What is to be expected after 3 November?

Alija Kožljak said that it is “very likely” NATO will replace EUFOR in Bosnia and Herzegovina in the event of Russian veto to the extension of the EUFOR mission, having in mind the “statements from both organizations, but also from EU and NATO member states.” He stated that the messages from the aforementioned NATO Summit in Madrid go in line with this assumption and that the support NATO pledged to BiH “refers to the possibility of non-extension of the ALTHEA mission.”

On the other hand, Miloš Šolaja doesn’t believe that Russia will cast a veto on 3 November because in the context of the war in Ukraine, it wouldn’t be in its interest to “start new conflicts or reactivate the old battlefields.” As a guarantor of the Dayton Agreement, Russia should aim towards securing peace in Bosnia and Herzegovina.

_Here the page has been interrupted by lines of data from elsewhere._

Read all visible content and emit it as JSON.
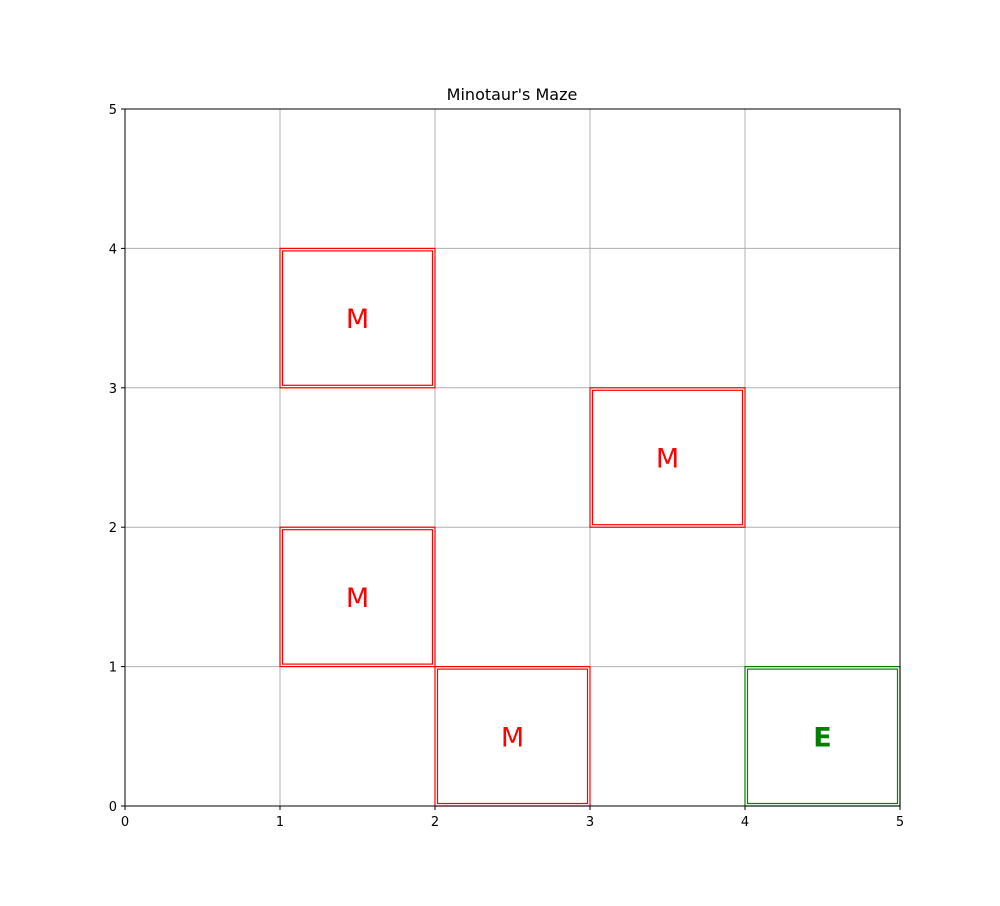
{
  "chart_data": {
    "type": "heatmap",
    "title": "Minotaur's Maze",
    "xlabel": "",
    "ylabel": "",
    "xlim": [
      0,
      5
    ],
    "ylim": [
      0,
      5
    ],
    "x_ticks": [
      "0",
      "1",
      "2",
      "3",
      "4",
      "5"
    ],
    "y_ticks": [
      "0",
      "1",
      "2",
      "3",
      "4",
      "5"
    ],
    "grid": true,
    "colors": {
      "minotaur": "#ff0000",
      "exit": "#008000",
      "grid": "#b0b0b0"
    },
    "cells": [
      {
        "x": 1,
        "y": 3,
        "label": "M",
        "kind": "minotaur"
      },
      {
        "x": 3,
        "y": 2,
        "label": "M",
        "kind": "minotaur"
      },
      {
        "x": 1,
        "y": 1,
        "label": "M",
        "kind": "minotaur"
      },
      {
        "x": 2,
        "y": 0,
        "label": "M",
        "kind": "minotaur"
      },
      {
        "x": 4,
        "y": 0,
        "label": "E",
        "kind": "exit"
      }
    ]
  }
}
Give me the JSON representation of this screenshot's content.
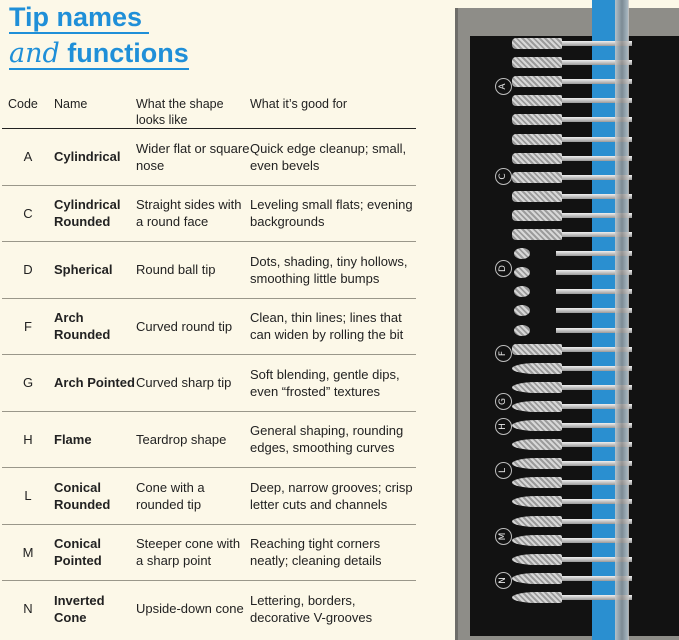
{
  "title": {
    "line1": "Tip names",
    "line2_italic": "and",
    "line2_bold": "functions"
  },
  "colors": {
    "accent": "#1f8fd8",
    "background": "#fcf8e8",
    "tray_stripe": "#2a8fd0"
  },
  "table": {
    "headers": {
      "code": "Code",
      "name": "Name",
      "shape": "What the shape looks like",
      "good_for": "What it’s good for"
    },
    "rows": [
      {
        "code": "A",
        "name": "Cylindrical",
        "shape": "Wider flat or square nose",
        "good_for": "Quick edge cleanup; small, even bevels"
      },
      {
        "code": "C",
        "name": "Cylindrical Rounded",
        "shape": "Straight sides with a round face",
        "good_for": "Leveling small flats; evening backgrounds"
      },
      {
        "code": "D",
        "name": "Spherical",
        "shape": "Round ball tip",
        "good_for": "Dots, shading, tiny hollows, smoothing little bumps"
      },
      {
        "code": "F",
        "name": "Arch Rounded",
        "shape": "Curved round tip",
        "good_for": "Clean, thin lines; lines that can widen by rolling the bit"
      },
      {
        "code": "G",
        "name": "Arch Pointed",
        "shape": "Curved sharp tip",
        "good_for": "Soft blending, gentle dips, even “frosted” textures"
      },
      {
        "code": "H",
        "name": "Flame",
        "shape": "Teardrop shape",
        "good_for": "General shaping, rounding edges, smoothing curves"
      },
      {
        "code": "L",
        "name": "Conical Rounded",
        "shape": "Cone with a rounded tip",
        "good_for": "Deep, narrow grooves; crisp letter cuts and channels"
      },
      {
        "code": "M",
        "name": "Conical Pointed",
        "shape": "Steeper cone with a sharp point",
        "good_for": "Reaching tight corners neatly; cleaning details"
      },
      {
        "code": "N",
        "name": "Inverted Cone",
        "shape": "Upside-down cone",
        "good_for": "Lettering, borders, decorative V-grooves"
      }
    ]
  },
  "tray": {
    "section_labels": [
      "A",
      "C",
      "D",
      "F",
      "G",
      "H",
      "L",
      "M",
      "N"
    ]
  }
}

Šolaja is also sceptic about the ground for NATO involvement in Bosnia and Herzegovina, “even though NATO countries were the backbone of IFOR and SFOR.” He said that such a decision would have to be unilateral, unlike the UNSC approved missions that were mentioned, and would cause disagreements in the country.

“Considering the stance towards NATO of the Republic of Srpska, an important internal stakeholder and a subject in decision-making, the only certain thing in this scenario would be political instability, and thereby jeopardizing of security.”

However, Kožljak stated that NATO would in fact have the mandate to replace EUFOR on the basis of several UN Security Council resolutions, including the ones from 1995 and 1996 which gave NATO the mandate to maintain peace, security and stability in BiH, but also Resolution 1575 from 2004 “which gives a mandate to EUFOR for security in BiH, with the clause that NATO retains its mandate in BiH and engages if needed.”

It is this resolution, as well as the two previously mentioned, that are the basis for a more robust engagement of NATO, if the sufficiency of EUFOR to fulfill the assigned mandate of the UNSC from 2004 is questioned in any way. So, if the Russian Federation vetoes the extension of the ALTHEA mission, it prevents EUFOR from fulfilling its mandate, which activates the clause from Resolution 1575 and activates NATO’s mandate in Bosnia and Herzegovina, which has been maintained at the level of the NATO headquarters in Sarajevo. In this case, its mandate would be strengthened with more robust troops, capable of ensuring stability in BiH, but also preventing other types of threats to the security of BiH, including possible aggressive actions,” Kožljak concluded.